Entre las conclusiones
de Amnistía Internacional figuran las siguientes:
- El programa de protección de testigos del Tribunal
es endeble y carece de la experiencia necesaria, y podría
estar poniendo en peligro tanto a los testigos como a la
justicia. Ningún Estado africano ni del mundo ha accedido
a permitir el traslado a su país de los testigos que no
pueden regresar sin riesgos a Ruanda y a proporcionarles protección.
- Algunos de los acusados llevan más de 30 meses
en prisión, y algunos podrían permanecer varios años encarcelados
antes de que concluya su juicio. Parte de los retrasos son
responsabilidad del propio Tribunal, debido, por ejemplo,
a que éste disfruta de cuatro meses de vacaciones anuales,
y a los retrasos en procesar a los sospechosos y en tramitar
las peticiones de órdenes.
- Hay demoras inaceptables en la tramitación de
las peticiones de órdenes. En un caso, una solicitud urgente
de protección a unos testigos tardó tanto tiempo en tramitarse
que se hizo superflua, al ser atacado
el campamento de refugiados donde estaban los testigos y dispersarse
éstos. En otra ocasión, nunca se tramitó una petición urgente
de hábeas corpus.
- En algún caso, la no aplicación de normas internacionales
y del reglamento del tribunal ha perjudicado a los derechos
de los detenidos. Por ejemplo, un acusado estuvo encarcelado
en un centro de reclusión no reconocido. En otra ocasión,
una persona detenida por error en Nairobi permaneció casi
dos meses recluida ilegalmente en Arusha.

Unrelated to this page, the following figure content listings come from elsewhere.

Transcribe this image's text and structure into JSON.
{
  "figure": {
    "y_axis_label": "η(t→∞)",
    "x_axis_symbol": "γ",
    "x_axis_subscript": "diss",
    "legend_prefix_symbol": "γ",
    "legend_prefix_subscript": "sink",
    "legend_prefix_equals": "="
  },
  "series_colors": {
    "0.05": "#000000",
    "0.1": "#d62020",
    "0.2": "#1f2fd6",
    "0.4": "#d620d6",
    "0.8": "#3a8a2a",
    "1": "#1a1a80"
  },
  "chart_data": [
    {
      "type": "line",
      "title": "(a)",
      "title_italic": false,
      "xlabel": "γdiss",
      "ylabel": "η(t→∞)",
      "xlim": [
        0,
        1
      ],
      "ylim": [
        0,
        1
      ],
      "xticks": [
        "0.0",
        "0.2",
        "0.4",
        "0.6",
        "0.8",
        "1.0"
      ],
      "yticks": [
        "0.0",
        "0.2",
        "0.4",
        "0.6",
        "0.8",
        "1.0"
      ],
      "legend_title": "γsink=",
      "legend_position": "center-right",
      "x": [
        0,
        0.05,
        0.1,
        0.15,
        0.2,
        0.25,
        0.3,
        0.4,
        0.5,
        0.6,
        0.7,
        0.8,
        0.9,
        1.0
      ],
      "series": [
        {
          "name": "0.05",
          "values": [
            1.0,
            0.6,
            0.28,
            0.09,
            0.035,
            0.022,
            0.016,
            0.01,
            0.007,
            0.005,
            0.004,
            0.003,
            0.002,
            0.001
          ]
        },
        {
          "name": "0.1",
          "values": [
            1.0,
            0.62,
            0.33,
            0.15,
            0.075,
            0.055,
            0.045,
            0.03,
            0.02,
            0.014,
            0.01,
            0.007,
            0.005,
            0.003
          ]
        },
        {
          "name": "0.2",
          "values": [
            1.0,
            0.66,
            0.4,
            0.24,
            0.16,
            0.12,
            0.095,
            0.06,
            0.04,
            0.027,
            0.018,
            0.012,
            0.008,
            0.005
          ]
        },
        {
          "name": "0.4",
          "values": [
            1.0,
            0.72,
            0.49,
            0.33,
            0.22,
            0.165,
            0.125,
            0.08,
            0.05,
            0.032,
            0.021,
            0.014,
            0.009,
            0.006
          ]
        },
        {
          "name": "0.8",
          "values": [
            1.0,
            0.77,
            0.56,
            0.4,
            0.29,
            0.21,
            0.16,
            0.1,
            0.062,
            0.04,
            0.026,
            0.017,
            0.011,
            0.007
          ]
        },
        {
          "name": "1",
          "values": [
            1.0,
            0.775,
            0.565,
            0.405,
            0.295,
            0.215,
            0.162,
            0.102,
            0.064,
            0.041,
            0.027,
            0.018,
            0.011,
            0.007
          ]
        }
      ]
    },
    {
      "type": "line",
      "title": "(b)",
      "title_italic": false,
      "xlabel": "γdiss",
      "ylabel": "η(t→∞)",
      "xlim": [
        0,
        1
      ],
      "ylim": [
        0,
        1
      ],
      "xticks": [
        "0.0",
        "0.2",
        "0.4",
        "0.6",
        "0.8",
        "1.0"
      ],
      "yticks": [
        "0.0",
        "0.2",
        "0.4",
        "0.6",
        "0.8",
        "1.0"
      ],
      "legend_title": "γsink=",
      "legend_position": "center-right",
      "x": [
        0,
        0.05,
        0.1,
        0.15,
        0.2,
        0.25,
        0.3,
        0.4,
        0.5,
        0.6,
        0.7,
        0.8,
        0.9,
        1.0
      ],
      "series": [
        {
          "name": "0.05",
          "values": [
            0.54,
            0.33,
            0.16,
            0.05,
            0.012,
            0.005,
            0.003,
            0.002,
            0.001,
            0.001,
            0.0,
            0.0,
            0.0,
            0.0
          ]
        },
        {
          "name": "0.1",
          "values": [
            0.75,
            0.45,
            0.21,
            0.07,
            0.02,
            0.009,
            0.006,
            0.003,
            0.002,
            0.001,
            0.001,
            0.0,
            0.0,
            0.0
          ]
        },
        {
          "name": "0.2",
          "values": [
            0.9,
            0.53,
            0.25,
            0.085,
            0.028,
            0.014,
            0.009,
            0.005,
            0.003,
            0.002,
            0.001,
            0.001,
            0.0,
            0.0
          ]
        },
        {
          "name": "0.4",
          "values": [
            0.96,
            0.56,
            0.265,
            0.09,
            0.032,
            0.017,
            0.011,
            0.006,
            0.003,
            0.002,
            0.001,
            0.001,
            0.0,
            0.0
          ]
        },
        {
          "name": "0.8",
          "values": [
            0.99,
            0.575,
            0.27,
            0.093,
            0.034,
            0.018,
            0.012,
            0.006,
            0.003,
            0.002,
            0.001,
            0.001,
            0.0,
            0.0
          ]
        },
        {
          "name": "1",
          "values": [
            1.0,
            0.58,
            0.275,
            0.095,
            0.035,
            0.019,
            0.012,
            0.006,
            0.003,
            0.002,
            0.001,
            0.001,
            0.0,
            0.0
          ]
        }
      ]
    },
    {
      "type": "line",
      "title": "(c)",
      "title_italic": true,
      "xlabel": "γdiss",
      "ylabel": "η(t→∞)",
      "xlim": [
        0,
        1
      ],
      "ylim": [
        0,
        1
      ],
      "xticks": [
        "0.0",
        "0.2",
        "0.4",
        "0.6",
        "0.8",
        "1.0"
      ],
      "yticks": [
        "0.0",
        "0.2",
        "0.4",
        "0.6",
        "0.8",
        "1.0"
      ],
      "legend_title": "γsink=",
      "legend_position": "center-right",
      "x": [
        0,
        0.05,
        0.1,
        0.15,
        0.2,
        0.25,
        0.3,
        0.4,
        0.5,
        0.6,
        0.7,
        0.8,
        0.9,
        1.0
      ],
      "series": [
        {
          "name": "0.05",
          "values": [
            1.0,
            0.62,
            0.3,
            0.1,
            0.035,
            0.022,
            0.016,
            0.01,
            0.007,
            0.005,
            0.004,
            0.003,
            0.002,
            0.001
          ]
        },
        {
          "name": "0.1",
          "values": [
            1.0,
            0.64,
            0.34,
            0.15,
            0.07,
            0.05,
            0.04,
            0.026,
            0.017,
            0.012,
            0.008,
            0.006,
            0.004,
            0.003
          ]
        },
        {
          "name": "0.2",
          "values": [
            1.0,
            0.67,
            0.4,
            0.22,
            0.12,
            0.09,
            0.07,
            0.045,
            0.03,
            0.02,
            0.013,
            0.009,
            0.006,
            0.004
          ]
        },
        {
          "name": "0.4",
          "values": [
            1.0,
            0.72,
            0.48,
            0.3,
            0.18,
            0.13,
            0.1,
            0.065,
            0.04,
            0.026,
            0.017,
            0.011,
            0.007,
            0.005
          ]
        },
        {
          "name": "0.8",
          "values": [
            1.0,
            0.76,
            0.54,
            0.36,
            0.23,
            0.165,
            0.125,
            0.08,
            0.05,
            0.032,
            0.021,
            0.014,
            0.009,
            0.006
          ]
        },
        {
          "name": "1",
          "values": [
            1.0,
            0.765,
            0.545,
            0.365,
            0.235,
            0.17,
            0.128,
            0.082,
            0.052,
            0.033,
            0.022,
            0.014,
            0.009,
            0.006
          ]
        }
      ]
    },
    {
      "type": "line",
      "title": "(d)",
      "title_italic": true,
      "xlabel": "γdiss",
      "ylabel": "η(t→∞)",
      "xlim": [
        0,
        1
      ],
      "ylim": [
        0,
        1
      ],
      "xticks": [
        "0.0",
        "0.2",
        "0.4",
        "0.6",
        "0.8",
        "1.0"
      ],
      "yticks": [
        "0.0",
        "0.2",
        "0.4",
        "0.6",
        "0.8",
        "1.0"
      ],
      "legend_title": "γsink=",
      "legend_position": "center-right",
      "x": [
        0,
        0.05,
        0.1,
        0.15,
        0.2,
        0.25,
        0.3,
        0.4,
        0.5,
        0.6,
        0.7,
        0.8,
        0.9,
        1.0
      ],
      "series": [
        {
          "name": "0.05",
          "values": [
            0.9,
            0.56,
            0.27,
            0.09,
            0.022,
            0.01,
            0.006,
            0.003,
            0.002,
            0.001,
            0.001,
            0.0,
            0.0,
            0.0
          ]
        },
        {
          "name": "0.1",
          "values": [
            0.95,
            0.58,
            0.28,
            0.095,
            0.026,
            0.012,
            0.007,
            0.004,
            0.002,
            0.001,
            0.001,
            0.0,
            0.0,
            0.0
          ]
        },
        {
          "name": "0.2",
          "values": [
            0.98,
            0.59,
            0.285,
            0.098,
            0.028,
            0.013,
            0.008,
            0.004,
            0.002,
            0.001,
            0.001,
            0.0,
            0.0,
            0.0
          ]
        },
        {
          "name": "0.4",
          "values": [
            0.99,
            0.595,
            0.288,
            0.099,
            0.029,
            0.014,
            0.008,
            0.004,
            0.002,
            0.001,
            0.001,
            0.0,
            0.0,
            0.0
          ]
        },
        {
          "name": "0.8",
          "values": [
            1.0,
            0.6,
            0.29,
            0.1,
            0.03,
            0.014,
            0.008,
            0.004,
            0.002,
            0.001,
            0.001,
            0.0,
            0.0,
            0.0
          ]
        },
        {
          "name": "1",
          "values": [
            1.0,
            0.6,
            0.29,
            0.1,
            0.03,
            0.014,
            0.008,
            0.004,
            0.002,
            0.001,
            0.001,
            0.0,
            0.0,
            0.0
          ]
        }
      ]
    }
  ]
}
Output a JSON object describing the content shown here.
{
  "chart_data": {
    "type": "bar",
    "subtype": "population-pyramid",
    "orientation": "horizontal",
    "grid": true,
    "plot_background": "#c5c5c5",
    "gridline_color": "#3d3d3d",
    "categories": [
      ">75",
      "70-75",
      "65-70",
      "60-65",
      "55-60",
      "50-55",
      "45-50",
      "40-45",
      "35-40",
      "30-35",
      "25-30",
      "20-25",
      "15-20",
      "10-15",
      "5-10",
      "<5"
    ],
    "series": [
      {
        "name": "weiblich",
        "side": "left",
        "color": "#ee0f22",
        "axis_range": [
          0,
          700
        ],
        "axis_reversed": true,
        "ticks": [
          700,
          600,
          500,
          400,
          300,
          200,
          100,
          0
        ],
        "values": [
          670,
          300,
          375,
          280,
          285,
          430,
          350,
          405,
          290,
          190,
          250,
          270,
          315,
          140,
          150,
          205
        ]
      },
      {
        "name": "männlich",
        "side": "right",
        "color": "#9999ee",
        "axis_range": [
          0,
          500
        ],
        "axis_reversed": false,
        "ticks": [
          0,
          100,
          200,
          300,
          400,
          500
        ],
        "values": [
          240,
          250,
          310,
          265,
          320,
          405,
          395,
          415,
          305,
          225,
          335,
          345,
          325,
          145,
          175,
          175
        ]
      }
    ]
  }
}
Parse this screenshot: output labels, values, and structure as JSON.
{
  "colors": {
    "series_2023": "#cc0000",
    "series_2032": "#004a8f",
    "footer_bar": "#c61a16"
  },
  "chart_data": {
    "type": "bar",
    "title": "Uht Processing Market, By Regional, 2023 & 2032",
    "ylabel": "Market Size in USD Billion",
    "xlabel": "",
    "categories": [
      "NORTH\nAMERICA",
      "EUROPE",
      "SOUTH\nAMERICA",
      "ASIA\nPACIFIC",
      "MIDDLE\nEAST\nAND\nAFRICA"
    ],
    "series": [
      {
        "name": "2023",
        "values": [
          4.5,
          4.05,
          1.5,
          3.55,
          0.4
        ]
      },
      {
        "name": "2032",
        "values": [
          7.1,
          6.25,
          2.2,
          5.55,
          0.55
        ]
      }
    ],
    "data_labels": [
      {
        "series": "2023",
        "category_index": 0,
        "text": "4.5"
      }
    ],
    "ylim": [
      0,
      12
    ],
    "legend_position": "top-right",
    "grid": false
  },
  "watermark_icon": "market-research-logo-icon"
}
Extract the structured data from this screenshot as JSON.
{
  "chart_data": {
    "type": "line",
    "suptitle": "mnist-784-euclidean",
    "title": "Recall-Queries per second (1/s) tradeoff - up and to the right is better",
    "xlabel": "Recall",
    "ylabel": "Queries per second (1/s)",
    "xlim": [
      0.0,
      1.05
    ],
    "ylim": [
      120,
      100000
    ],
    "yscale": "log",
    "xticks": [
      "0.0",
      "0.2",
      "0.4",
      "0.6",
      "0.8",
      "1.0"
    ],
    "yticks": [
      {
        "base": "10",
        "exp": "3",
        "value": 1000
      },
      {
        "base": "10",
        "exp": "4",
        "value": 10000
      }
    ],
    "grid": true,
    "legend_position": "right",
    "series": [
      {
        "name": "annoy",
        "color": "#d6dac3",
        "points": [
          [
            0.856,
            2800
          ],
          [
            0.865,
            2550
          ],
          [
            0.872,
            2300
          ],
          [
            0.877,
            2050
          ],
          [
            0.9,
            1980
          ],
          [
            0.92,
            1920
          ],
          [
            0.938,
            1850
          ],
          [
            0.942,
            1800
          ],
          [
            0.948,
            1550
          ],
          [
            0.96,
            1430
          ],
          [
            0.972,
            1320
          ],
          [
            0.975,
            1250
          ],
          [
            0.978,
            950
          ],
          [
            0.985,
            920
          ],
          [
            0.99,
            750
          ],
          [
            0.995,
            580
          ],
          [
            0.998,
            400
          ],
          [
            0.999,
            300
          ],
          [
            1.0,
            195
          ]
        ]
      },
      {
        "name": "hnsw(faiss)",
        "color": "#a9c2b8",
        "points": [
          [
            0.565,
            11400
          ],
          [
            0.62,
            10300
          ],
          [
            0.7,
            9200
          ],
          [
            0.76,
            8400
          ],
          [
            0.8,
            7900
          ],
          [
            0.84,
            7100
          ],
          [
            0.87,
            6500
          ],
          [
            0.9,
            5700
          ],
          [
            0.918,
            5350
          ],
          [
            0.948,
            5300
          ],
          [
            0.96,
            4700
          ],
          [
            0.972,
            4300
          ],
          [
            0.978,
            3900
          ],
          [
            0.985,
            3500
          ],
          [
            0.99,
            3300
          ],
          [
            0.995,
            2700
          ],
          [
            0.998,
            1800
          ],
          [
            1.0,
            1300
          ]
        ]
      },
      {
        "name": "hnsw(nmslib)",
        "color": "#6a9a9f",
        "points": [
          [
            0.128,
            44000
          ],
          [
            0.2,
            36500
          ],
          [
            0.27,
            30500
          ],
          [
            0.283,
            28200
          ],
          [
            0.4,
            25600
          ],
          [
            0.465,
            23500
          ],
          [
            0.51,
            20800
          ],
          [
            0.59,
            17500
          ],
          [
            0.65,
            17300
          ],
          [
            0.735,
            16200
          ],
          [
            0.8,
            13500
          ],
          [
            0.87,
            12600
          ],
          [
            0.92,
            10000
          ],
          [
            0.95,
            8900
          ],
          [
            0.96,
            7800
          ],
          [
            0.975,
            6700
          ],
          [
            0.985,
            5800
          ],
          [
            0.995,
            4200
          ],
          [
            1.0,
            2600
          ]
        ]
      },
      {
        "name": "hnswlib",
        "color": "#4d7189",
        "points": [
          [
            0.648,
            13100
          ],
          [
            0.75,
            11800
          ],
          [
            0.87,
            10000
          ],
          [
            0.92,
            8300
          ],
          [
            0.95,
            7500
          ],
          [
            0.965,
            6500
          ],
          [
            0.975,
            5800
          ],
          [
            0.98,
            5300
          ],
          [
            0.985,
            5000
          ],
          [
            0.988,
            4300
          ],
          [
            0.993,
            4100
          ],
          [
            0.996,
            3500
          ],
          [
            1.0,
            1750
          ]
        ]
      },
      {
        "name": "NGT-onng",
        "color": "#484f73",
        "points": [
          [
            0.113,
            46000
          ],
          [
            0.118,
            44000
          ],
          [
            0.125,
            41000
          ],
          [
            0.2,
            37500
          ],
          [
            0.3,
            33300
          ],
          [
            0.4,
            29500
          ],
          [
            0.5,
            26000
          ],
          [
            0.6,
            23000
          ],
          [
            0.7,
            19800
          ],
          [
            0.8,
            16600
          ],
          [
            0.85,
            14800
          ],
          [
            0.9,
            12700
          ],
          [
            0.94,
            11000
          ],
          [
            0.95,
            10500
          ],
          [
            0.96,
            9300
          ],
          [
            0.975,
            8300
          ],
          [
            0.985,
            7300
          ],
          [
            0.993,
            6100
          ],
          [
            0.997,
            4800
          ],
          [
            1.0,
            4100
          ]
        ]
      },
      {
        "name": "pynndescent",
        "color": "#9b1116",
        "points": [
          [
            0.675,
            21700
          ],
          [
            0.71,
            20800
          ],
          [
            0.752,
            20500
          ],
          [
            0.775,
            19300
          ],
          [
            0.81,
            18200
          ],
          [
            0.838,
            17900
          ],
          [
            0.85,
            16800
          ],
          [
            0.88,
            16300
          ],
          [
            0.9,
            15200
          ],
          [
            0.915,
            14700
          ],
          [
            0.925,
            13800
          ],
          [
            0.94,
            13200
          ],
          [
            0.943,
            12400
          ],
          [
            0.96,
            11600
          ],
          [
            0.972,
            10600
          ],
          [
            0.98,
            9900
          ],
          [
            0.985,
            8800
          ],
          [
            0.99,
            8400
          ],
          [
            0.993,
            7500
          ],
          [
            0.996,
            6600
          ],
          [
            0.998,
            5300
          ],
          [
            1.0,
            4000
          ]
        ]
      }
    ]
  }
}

- El Tribunal no ha abierto aún ningún proceso
contra miembros del entonces Frente Patriótico Ruandés,
presuntamente autores de abusos durante 1994.
- Existe una preocupante y a veces peligrosa ausencia
de una estrategia competente para la difusión de información
pública. En un caso, el Registro distribuyó un documento
que incluía nombres de testigos que el tribunal había ordenado
se mantuvieran confidenciales. En otro caso, se distribuyó
públicamente una orden de procesamiento por
unos delitos cuya imputación había anulado un juez.
Los Estados miembros de
la ONU y de la Organización de la Unidad Africana deben también
preguntarse si están haciendo todo lo posible para respaldar
y reforzar el Tribunal. ¿Han promulgado leyes que permiten
su colaboración con el Tribunal? ¿Se han ofrecido a acoger y
proteger a testigos o a facilitar centros penitenciarios? ¿Se aseguran
de que el Tribunal recibe el apoyo económico y político que necesita?